Mr Davison, senior director of sales engineering international at mobile security provider Lookout, told MailOnline today: ‘In the case of security fixes, these are being issued for a reason and users should definitely update as soon as possible.

‘Failing to do so leaves you open to known vulnerabilities that an attacker could use to exploit your device.
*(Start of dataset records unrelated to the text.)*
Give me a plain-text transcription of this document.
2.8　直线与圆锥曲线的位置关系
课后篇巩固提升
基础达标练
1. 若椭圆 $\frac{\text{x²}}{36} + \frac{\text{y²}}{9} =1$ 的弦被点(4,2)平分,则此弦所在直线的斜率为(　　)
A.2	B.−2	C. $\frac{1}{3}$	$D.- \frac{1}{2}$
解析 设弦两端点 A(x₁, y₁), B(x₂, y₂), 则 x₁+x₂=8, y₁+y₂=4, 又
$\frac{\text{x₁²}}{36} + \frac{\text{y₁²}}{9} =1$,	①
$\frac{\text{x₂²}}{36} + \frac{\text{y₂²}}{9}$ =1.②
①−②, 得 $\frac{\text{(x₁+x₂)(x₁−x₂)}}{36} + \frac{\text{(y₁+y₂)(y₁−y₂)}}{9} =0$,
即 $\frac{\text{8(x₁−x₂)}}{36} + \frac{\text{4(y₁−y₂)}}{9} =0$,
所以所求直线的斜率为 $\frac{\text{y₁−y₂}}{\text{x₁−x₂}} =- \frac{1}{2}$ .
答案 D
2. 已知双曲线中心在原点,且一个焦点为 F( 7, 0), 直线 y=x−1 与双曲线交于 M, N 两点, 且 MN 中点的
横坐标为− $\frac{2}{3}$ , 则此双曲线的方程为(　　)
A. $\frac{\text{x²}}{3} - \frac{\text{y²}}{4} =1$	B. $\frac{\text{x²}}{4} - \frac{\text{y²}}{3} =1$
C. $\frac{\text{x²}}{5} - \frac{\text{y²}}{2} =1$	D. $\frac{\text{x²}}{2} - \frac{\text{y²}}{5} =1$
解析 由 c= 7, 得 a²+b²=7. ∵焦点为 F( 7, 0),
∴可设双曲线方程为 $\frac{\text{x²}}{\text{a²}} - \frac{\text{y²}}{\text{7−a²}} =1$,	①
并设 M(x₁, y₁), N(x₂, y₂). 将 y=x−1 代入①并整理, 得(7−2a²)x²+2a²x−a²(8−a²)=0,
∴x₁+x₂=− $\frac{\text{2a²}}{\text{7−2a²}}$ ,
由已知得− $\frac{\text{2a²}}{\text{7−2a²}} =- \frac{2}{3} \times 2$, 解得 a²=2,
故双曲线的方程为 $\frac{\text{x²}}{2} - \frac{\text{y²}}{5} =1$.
For these minor security updates, the impact to battery life should generally be non-existent or negligible.

‘For major updates, Apple has previously acknowledged that battery usage may temporarily increase for around 48 hours or so before settling to normal patterns.

‘To get the latest security updates, users have to go to the latest version of iOS for their iPhone, so there really is no option but to install the latest software if you want to stay protected. 

‘Over time, any new features and functionality in iOS may increase demands on the battery, and the iPhone battery itself has a finite lifetime.

‘Just like with any computer, the iPhone hardware will eventually need an update to run the latest and greatest features, but that shouldn’t stop users from downloading the latest patches to stay safe.’

Experts also say that the biggest drain on a phone’s speed is often from the number of photos, videos or apps on someone’s device, and is rarely related to software.

They also say that the best way to stay safe online is to ensure your device has all the latest software updates, to avoid having problems in the future with any bugs.

Apple released two security reports about the issue on Wednesday, and they have now received more widespread attention

The iOS update is not required for older operating systems such as macOS Cataline and Big Sur. 

But Apple also released a separate update to Safari 15.6.1 for these two macOS systems, saying ‘processing maliciously crafted web content may lead to arbitrary code execution’ and it ‘may have been actively exploited’.

And Mr Calder told MailOnline: ‘Apple’s announcement of the need to update the operating system software for iPhone, Mac, and iPad to fix two serious zero-day vulnerabilities highlights the importance for users to ensure that all their devices are updated with the latest software.

‘To make the process easier, people can enable their device to perform automatic updates so that vulnerabilities are addressed as soon as a fix is released.

‘Prevention is always better than cure; Apple will have conducted extensive testing before issuing these fixes, so if there are issues that affect the performance of a users’ phone whilst applying the patches, further updates will be available.

‘The seriousness of these vulnerabilities means it is best to apply the updates as soon as they have been released.’

Apple has not yet commented about the vulnerabilities further than the security update notice it issued on Wednesday.

It declined to give an on-the-record denial to MailOnline about claims that its update would intentionally slow down phones, but there is no suggestion that this is true.